Despertó antes del alba, y Santiago no estaba. Esperó un rato entre las sábanas arrugadas. Agonizaba septiembre, pero la temperatura seguía siendo la misma que en las noches del verano que dejaban atrás. Un calor húmedo como el de Culiacán, diluido al amanecer en la brisa suave que entraba por las ventanas abiertas: el terral que venía por el curso del río; deslizándose en dirección al mar durante las últimas horas de la noche. Se levantó, desnuda –siempre dormía desnuda con Santiago, como lo había hecho con el Güero Dávila–, y al ponerse ante la ventana sintió el alivio de la brisa.
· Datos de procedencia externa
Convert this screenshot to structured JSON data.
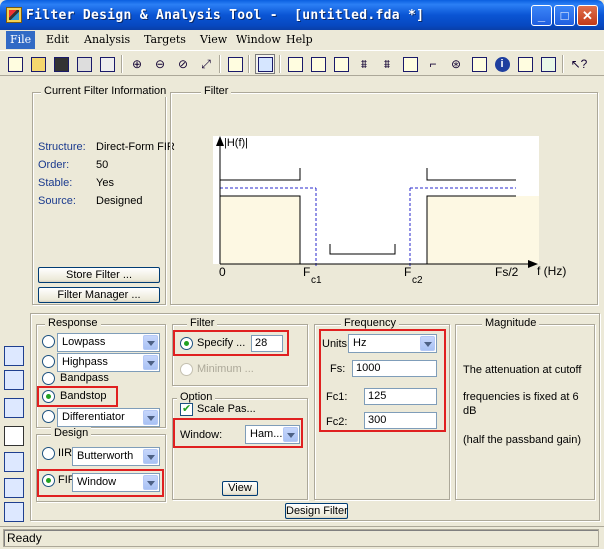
{
  "window": {
    "title": "Filter Design & Analysis Tool -  [untitled.fda *]",
    "controls": [
      "_",
      "□",
      "✕"
    ]
  },
  "menu": [
    "File",
    "Edit",
    "Analysis",
    "Targets",
    "View",
    "Window",
    "Help"
  ],
  "toolbar": {
    "icons": [
      "new-icon",
      "open-icon",
      "save-icon",
      "print-icon",
      "print-preview-icon",
      "zoom-in-icon",
      "zoom-out-icon",
      "zoom-x-icon",
      "full-view-icon",
      "new-window-icon",
      "design-filter-icon",
      "magnitude-response-icon",
      "phase-response-icon",
      "magnitude-phase-icon",
      "group-delay-icon",
      "phase-delay-icon",
      "impulse-response-icon",
      "step-response-icon",
      "pole-zero-icon",
      "filter-coefficients-icon",
      "filter-info-icon",
      "magnitude-estimate-icon",
      "round-off-noise-icon",
      "whats-this-icon"
    ]
  },
  "current_info": {
    "title": "Current Filter Information",
    "rows": [
      {
        "label": "Structure:",
        "value": "Direct-Form FIR"
      },
      {
        "label": "Order:",
        "value": "50"
      },
      {
        "label": "Stable:",
        "value": "Yes"
      },
      {
        "label": "Source:",
        "value": "Designed"
      }
    ],
    "store_button": "Store Filter ...",
    "manager_button": "Filter Manager ..."
  },
  "filter_panel": {
    "title": "Filter",
    "y_label": "|H(f)|",
    "x_label": "f (Hz)",
    "ticks": {
      "zero": "0",
      "fc1_main": "F",
      "fc1_sub": "c1",
      "fc2_main": "F",
      "fc2_sub": "c2",
      "fs2": "Fs/2"
    }
  },
  "response": {
    "title": "Response",
    "lowpass": "Lowpass",
    "highpass": "Highpass",
    "bandpass": "Bandpass",
    "bandstop": "Bandstop",
    "differentiator": "Differentiator"
  },
  "design": {
    "title": "Design",
    "iir_label": "IIR",
    "iir_method": "Butterworth",
    "fir_label": "FIR",
    "fir_method": "Window"
  },
  "filter_order": {
    "title": "Filter",
    "specify_label": "Specify ...",
    "specify_value": "28",
    "minimum_label": "Minimum ..."
  },
  "options": {
    "title": "Option",
    "scale_label": "Scale Pas...",
    "window_label": "Window:",
    "window_value": "Ham...",
    "view_button": "View"
  },
  "frequency": {
    "title": "Frequency",
    "units_label": "Units:",
    "units_value": "Hz",
    "fs_label": "Fs:",
    "fs_value": "1000",
    "fc1_label": "Fc1:",
    "fc1_value": "125",
    "fc2_label": "Fc2:",
    "fc2_value": "300"
  },
  "magnitude": {
    "title": "Magnitude",
    "line1": "The attenuation at cutoff",
    "line2": "frequencies is fixed at 6",
    "line3": "dB",
    "line4": "(half the passband gain)"
  },
  "design_button": "Design Filter",
  "status": "Ready"
}
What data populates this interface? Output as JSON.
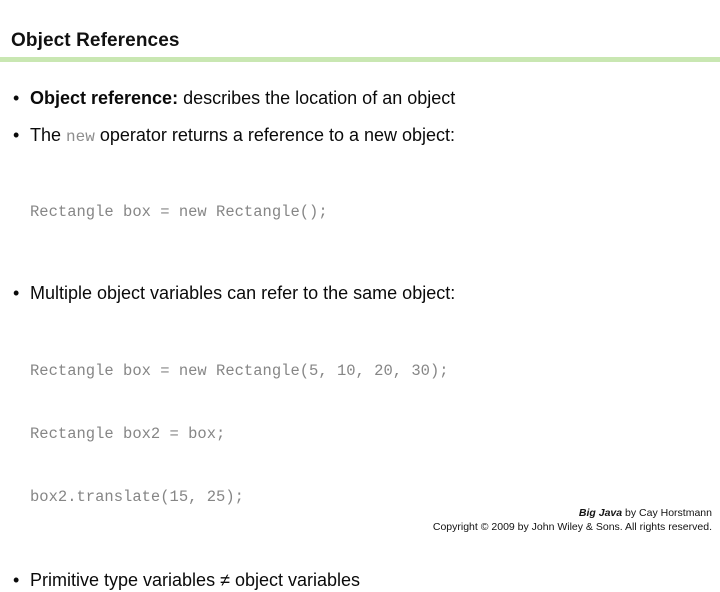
{
  "slide": {
    "title": "Object References",
    "accent_color": "#c9e7b2",
    "background_color": "#ffffff",
    "text_color": "#0a0a0a",
    "code_color": "#868686"
  },
  "bullets": [
    {
      "marker": "•",
      "lead": "Object reference",
      "lead_suffix": ":",
      "rest": " describes the location of an object"
    },
    {
      "marker": "•",
      "prefix": "The ",
      "keyword": "new",
      "rest": " operator returns a reference to a new object:"
    },
    {
      "marker": "•",
      "text": "Multiple object variables can refer to the same object:"
    },
    {
      "marker": "•",
      "text": "Primitive type variables ≠  object variables"
    }
  ],
  "code_blocks": [
    {
      "lines": [
        "Rectangle box = new Rectangle();"
      ]
    },
    {
      "lines": [
        "Rectangle box = new Rectangle(5, 10, 20, 30);",
        "Rectangle box2 = box;",
        "box2.translate(15, 25);"
      ]
    }
  ],
  "footer": {
    "book_title": "Big Java",
    "byline": " by Cay Horstmann",
    "copyright": "Copyright © 2009 by John Wiley & Sons.  All rights reserved."
  }
}
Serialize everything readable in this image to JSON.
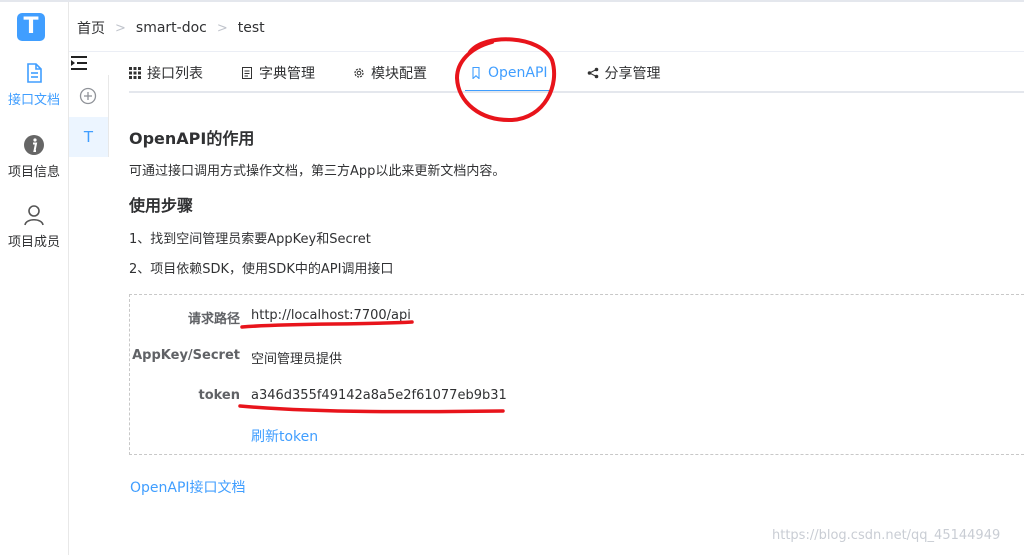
{
  "app": {
    "logo_letter": "T",
    "accent_color": "#409eff"
  },
  "sidebar": {
    "items": [
      {
        "label": "接口文档",
        "icon": "document-icon",
        "active": true
      },
      {
        "label": "项目信息",
        "icon": "info-icon",
        "active": false
      },
      {
        "label": "项目成员",
        "icon": "user-icon",
        "active": false
      }
    ]
  },
  "breadcrumb": {
    "items": [
      "首页",
      "smart-doc",
      "test"
    ]
  },
  "tree": {
    "item_label": "T"
  },
  "tabs": [
    {
      "label": "接口列表",
      "icon": "grid-icon",
      "active": false
    },
    {
      "label": "字典管理",
      "icon": "file-icon",
      "active": false
    },
    {
      "label": "模块配置",
      "icon": "gear-icon",
      "active": false
    },
    {
      "label": "OpenAPI",
      "icon": "bookmark-icon",
      "active": true
    },
    {
      "label": "分享管理",
      "icon": "share-icon",
      "active": false
    }
  ],
  "content": {
    "title": "OpenAPI的作用",
    "description": "可通过接口调用方式操作文档，第三方App以此来更新文档内容。",
    "steps_title": "使用步骤",
    "steps": [
      "1、找到空间管理员索要AppKey和Secret",
      "2、项目依赖SDK，使用SDK中的API调用接口"
    ],
    "info": {
      "request_path_label": "请求路径",
      "request_path_value": "http://localhost:7700/api",
      "appkey_label": "AppKey/Secret",
      "appkey_value": "空间管理员提供",
      "token_label": "token",
      "token_value": "a346d355f49142a8a5e2f61077eb9b31",
      "refresh_label": "刷新token"
    },
    "api_doc_link": "OpenAPI接口文档"
  },
  "watermark": "https://blog.csdn.net/qq_45144949",
  "annotation_color": "#e8141b"
}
La bahía era un semicírculo negro punteado por luces: los barcos que fondeaban frente a Gibraltar, Algeciras a un lado y el Peñón al otro, y más cerca, al extremo de la playa donde se encontraba la casita, el espigón y las torres de la refinería reflejados en el agua inmóvil de la orilla. Todo era hermoso y tranquilo, y el alba todavía estaba lejos; así que buscó el paquete de Bisonte en la mesilla de noche y encendió uno apoyada en el alféizar de la ventana. Estuvo así un rato sin hacer nada, sólo fumando y mirando la bahía mientras la brisa de tierra le refrescaba la piel y los recuerdos. El tiempo transcurrido desde Melilla. Las fiestas de Dris Larbi. La sonrisa del coronel Abdelkader Chaib cuando ella le exponía las cosas. Un amigo quisiera hacer tratos, etcétera. Ya sabe. Y usted va incluida en el trato, había preguntado –o afirmado– el marroquí la primera vez, amable. Yo hago mis propios tratos, respondió ella, y la sonrisa del otro se intensificó. Un tipo inteligente, el coronel.